2 réflexions sur “Le Topo du 15 juin 2018”

  1. Voici mes réflexions brutes : désolée ça n’est pas très “rédigé”

    Il me semble qu’il faudra au fur et à mesure, et dans une logique de décroissance, reconsidérer le cœur de ville davantage comme un espace de liens, de rencontres, d’échanges, de culture, d’épanouissement, avant tout, plutôt que comme une zone d’absolu commerce et dépense.

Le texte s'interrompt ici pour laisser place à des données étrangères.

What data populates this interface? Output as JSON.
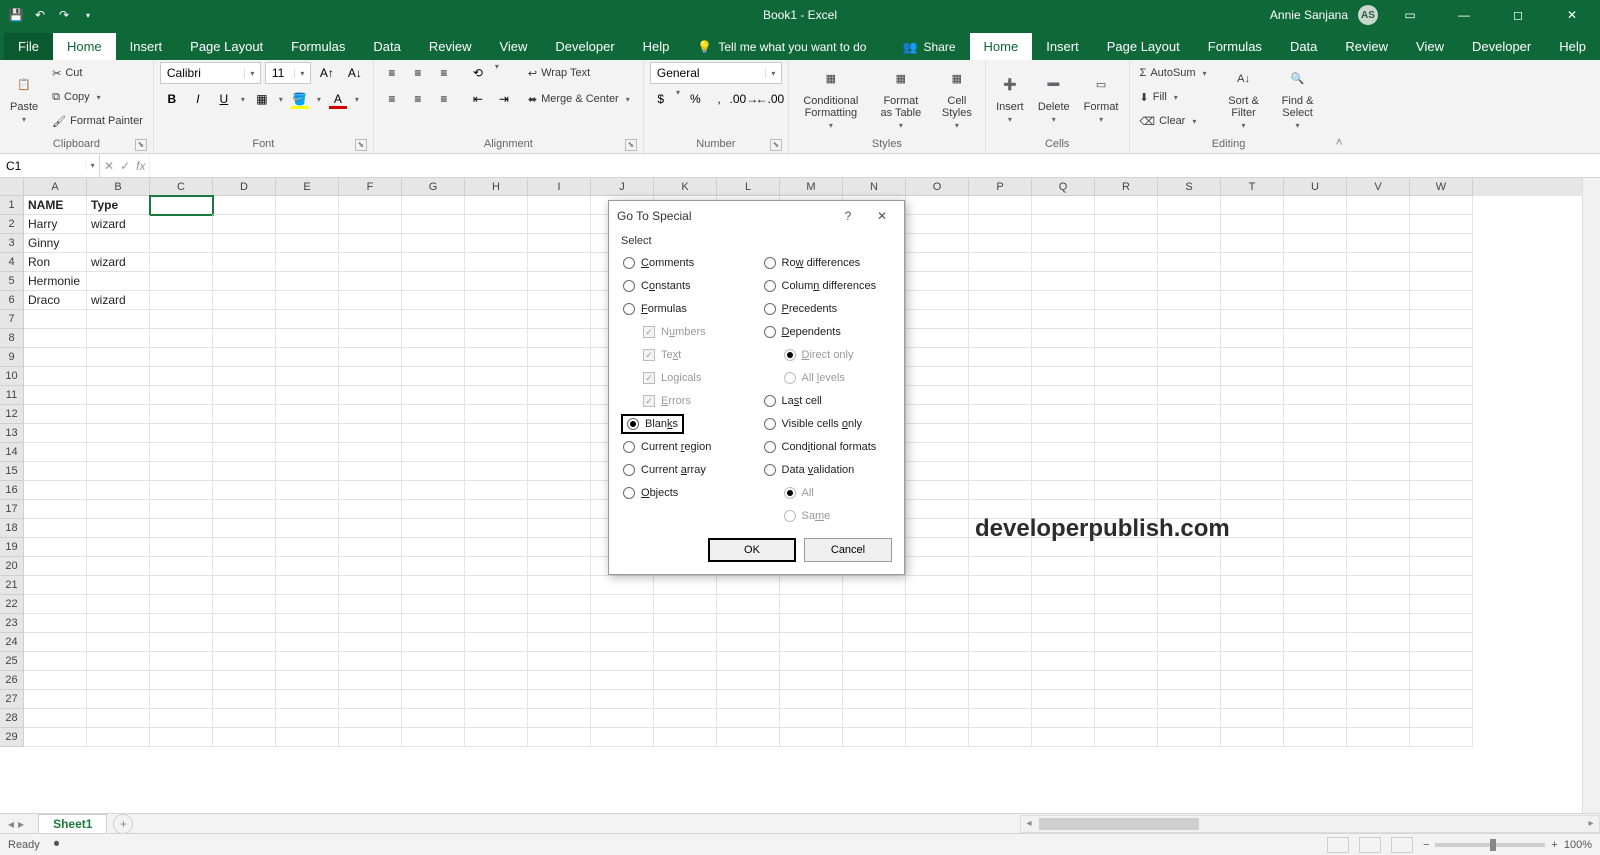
{
  "titlebar": {
    "doc_title": "Book1 - Excel",
    "user_name": "Annie Sanjana",
    "user_initials": "AS"
  },
  "tabs": {
    "file": "File",
    "items": [
      "Home",
      "Insert",
      "Page Layout",
      "Formulas",
      "Data",
      "Review",
      "View",
      "Developer",
      "Help"
    ],
    "active_index": 0,
    "tell_me": "Tell me what you want to do",
    "share": "Share"
  },
  "ribbon": {
    "clipboard": {
      "paste": "Paste",
      "cut": "Cut",
      "copy": "Copy",
      "format_painter": "Format Painter",
      "caption": "Clipboard"
    },
    "font": {
      "name": "Calibri",
      "size": "11",
      "caption": "Font"
    },
    "alignment": {
      "wrap": "Wrap Text",
      "merge": "Merge & Center",
      "caption": "Alignment"
    },
    "number": {
      "format": "General",
      "caption": "Number"
    },
    "styles": {
      "cond": "Conditional Formatting",
      "table": "Format as Table",
      "cell": "Cell Styles",
      "caption": "Styles"
    },
    "cells": {
      "insert": "Insert",
      "delete": "Delete",
      "format": "Format",
      "caption": "Cells"
    },
    "editing": {
      "autosum": "AutoSum",
      "fill": "Fill",
      "clear": "Clear",
      "sort": "Sort & Filter",
      "find": "Find & Select",
      "caption": "Editing"
    }
  },
  "namebox": "C1",
  "columns": [
    "A",
    "B",
    "C",
    "D",
    "E",
    "F",
    "G",
    "H",
    "I",
    "J",
    "K",
    "L",
    "M",
    "N",
    "O",
    "P",
    "Q",
    "R",
    "S",
    "T",
    "U",
    "V",
    "W"
  ],
  "row_count": 29,
  "data_rows": [
    {
      "A": "NAME",
      "B": "Type",
      "bold": true
    },
    {
      "A": "Harry",
      "B": "wizard"
    },
    {
      "A": "Ginny",
      "B": ""
    },
    {
      "A": "Ron",
      "B": "wizard"
    },
    {
      "A": "Hermonie",
      "B": ""
    },
    {
      "A": "Draco",
      "B": "wizard"
    }
  ],
  "active_cell": {
    "row": 1,
    "col": "C"
  },
  "dialog": {
    "title": "Go To Special",
    "select_label": "Select",
    "left": [
      {
        "type": "radio",
        "label": "Comments",
        "u": 0
      },
      {
        "type": "radio",
        "label": "Constants",
        "u": 1
      },
      {
        "type": "radio",
        "label": "Formulas",
        "u": 0
      },
      {
        "type": "check",
        "label": "Numbers",
        "u": 1,
        "indent": true,
        "disabled": true,
        "checked": true
      },
      {
        "type": "check",
        "label": "Text",
        "u": 2,
        "indent": true,
        "disabled": true,
        "checked": true
      },
      {
        "type": "check",
        "label": "Logicals",
        "u": 2,
        "indent": true,
        "disabled": true,
        "checked": true
      },
      {
        "type": "check",
        "label": "Errors",
        "u": 0,
        "indent": true,
        "disabled": true,
        "checked": true
      },
      {
        "type": "radio",
        "label": "Blanks",
        "u": 4,
        "selected": true,
        "boxed": true
      },
      {
        "type": "radio",
        "label": "Current region",
        "u": 8
      },
      {
        "type": "radio",
        "label": "Current array",
        "u": 8
      },
      {
        "type": "radio",
        "label": "Objects",
        "u": 0
      }
    ],
    "right": [
      {
        "type": "radio",
        "label": "Row differences",
        "u": 2
      },
      {
        "type": "radio",
        "label": "Column differences",
        "u": 5
      },
      {
        "type": "radio",
        "label": "Precedents",
        "u": 0
      },
      {
        "type": "radio",
        "label": "Dependents",
        "u": 0
      },
      {
        "type": "radio",
        "label": "Direct only",
        "u": 0,
        "indent": true,
        "disabled": true,
        "sub": true,
        "selected": true
      },
      {
        "type": "radio",
        "label": "All levels",
        "u": 4,
        "indent": true,
        "disabled": true,
        "sub": true
      },
      {
        "type": "radio",
        "label": "Last cell",
        "u": 2
      },
      {
        "type": "radio",
        "label": "Visible cells only",
        "u": 14
      },
      {
        "type": "radio",
        "label": "Conditional formats",
        "u": 4
      },
      {
        "type": "radio",
        "label": "Data validation",
        "u": 5
      },
      {
        "type": "radio",
        "label": "All",
        "u": -1,
        "indent": true,
        "disabled": true,
        "sub": true,
        "selected": true
      },
      {
        "type": "radio",
        "label": "Same",
        "u": 2,
        "indent": true,
        "disabled": true,
        "sub": true
      }
    ],
    "ok": "OK",
    "cancel": "Cancel"
  },
  "watermark": "developerpublish.com",
  "sheet": {
    "name": "Sheet1"
  },
  "status": {
    "ready": "Ready",
    "zoom": "100%"
  }
}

    Mais de toute façon, pour que la ville revive il nous faut :

    Des préalables essentiels :
    – que la population puisse revenir et ait envie de vivre en ville
    – que la population ait un peu plus d’argent à dépenser
    – que la population soit sécurisée dans sa vie de tous les jours de façon à devenir plus
    encline à dépenser
    – déployer les gratuités d’activité, de transport
    – déployer les transports en commun, les navettes depuis la gare …

    Logements :
    combien voit-on en ville de logements vides !… ou bien même de logements partagés en appartements trop nombreux pour que chacun soit d’une surface raisonnable pour des familles !
    Nous avons besoin de :
    – politique de re-déploiment des habitations de ville
    – création de logements très sociaux au cœur de la ville
    – surveillance des loyers plus drastique
    – réelles sanctions pour les marchants de sommeil

    L’animation ne fait pas tout, mais c’est vrai, c’est un atout :
    – pour que même les gens qui ne peuvent pas dépenser reprennent goût à la flânerie
    (rencontre, culture…)
    – pour que les gens aient envie de revenir vivre en ville et se sentent plus concernés et
    responsables de l’environnement

    Imaginer la création de salles pour des assos, des petits lieux culturels, des lieux partagés pour des actions ponctuelles des uns ou des autres … en lien avec d’autres structures (Hippodr, Musées, Librairies, salles d’expo, office de t …) et davantage d’espace de bureaux ? et aussi favoriser, aider les espaces de “co-working” ?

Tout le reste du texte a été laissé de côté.